The lack of novel antibiotics against Gram-negative bacteria has re-instated polymyxins as the drugs of last resort to treat serious infections caused by the extremely multiresistant Gram-negatives. However, polymyxins are nephrotoxic, and this may complicate the therapy or even require its discontinuation. In analogy to aminoglycosides, the nephrotoxicity of polymyxins might be related to the highly cationic nature of the molecule. Colistin and polymyxin B carry 5 positive charges. Here we show that novel polymyxin derivatives, carrying 3 positive charges only, are effective antibacterial agents. NAB739 has the cyclic peptide portion identical to that of polymyxin B, but in the linear portion of the peptide, it carries the threonyl-Dserinyl residue (no cationic charges) instead of the diaminobutyryl-threonyl-diaminobutyryl residue (2 cationic charges). The MIC values of NAB739 for 17 strains of E. coli were identical, or very close, to those of polymyxin B. Furthermore, NAB739 was effective against other polymyxin-susceptible strains of Enterobacteriaceae, and Acinetobacter baumannii. At subinhibitory concentrations, it dramatically sensitized A. baumannii to low concentrations of antibiotics such as rifampin, clarithromycin, vancomycin, fusidic acid, and meropenem. NAB739 methanesulfonate was a prodrug analogous to colistin methanesulfonate.
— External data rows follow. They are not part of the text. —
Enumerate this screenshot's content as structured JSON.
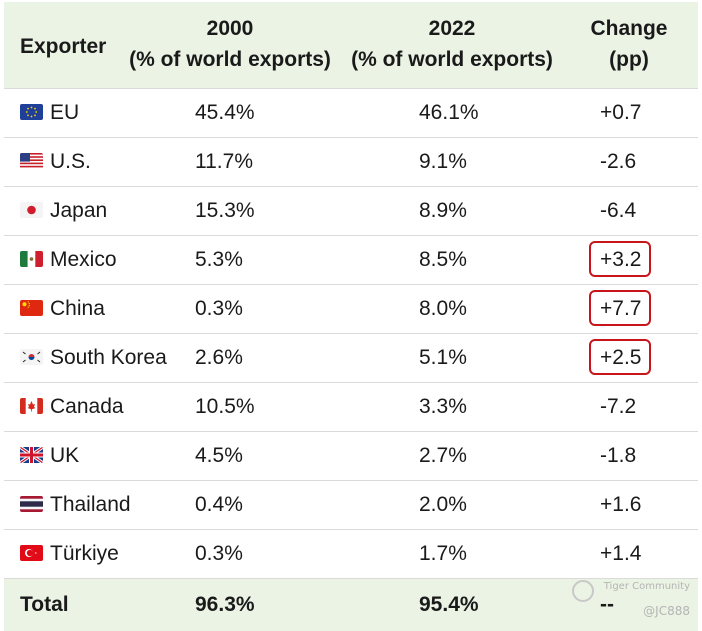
{
  "header": {
    "exporter": "Exporter",
    "y2000_line1": "2000",
    "y2000_line2": "(% of world exports)",
    "y2022_line1": "2022",
    "y2022_line2": "(% of world exports)",
    "change_line1": "Change",
    "change_line2": "(pp)"
  },
  "rows": [
    {
      "country": "EU",
      "flag": "eu-flag-icon",
      "v2000": "45.4%",
      "v2022": "46.1%",
      "change": "+0.7",
      "highlighted": false
    },
    {
      "country": "U.S.",
      "flag": "us-flag-icon",
      "v2000": "11.7%",
      "v2022": "9.1%",
      "change": "-2.6",
      "highlighted": false
    },
    {
      "country": "Japan",
      "flag": "japan-flag-icon",
      "v2000": "15.3%",
      "v2022": "8.9%",
      "change": "-6.4",
      "highlighted": false
    },
    {
      "country": "Mexico",
      "flag": "mexico-flag-icon",
      "v2000": "5.3%",
      "v2022": "8.5%",
      "change": "+3.2",
      "highlighted": true
    },
    {
      "country": "China",
      "flag": "china-flag-icon",
      "v2000": "0.3%",
      "v2022": "8.0%",
      "change": "+7.7",
      "highlighted": true
    },
    {
      "country": "South Korea",
      "flag": "south-korea-flag-icon",
      "v2000": "2.6%",
      "v2022": "5.1%",
      "change": "+2.5",
      "highlighted": true
    },
    {
      "country": "Canada",
      "flag": "canada-flag-icon",
      "v2000": "10.5%",
      "v2022": "3.3%",
      "change": "-7.2",
      "highlighted": false
    },
    {
      "country": "UK",
      "flag": "uk-flag-icon",
      "v2000": "4.5%",
      "v2022": "2.7%",
      "change": "-1.8",
      "highlighted": false
    },
    {
      "country": "Thailand",
      "flag": "thailand-flag-icon",
      "v2000": "0.4%",
      "v2022": "2.0%",
      "change": "+1.6",
      "highlighted": false
    },
    {
      "country": "Türkiye",
      "flag": "turkiye-flag-icon",
      "v2000": "0.3%",
      "v2022": "1.7%",
      "change": "+1.4",
      "highlighted": false
    }
  ],
  "total": {
    "label": "Total",
    "v2000": "96.3%",
    "v2022": "95.4%",
    "change": "--"
  },
  "watermark": {
    "brand": "Tiger Community",
    "user": "@JC888"
  },
  "colors": {
    "header_bg": "#eaf3e4",
    "highlight": "#c8151b",
    "row_border": "#dadada"
  }
}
NAB740 was the most active derivative against Pseudomonas aeruginosa. NAB7061 (linear portion of the peptide, threonyl-aminobutyryl) lacked direct antibacterial activity, but sensitized the targets to hydrophobic antibiotics by factors up to 2000. The affinities of the NAB compounds to isolated rat kidney brush border membrane were significantly lower than that of polymyxin B.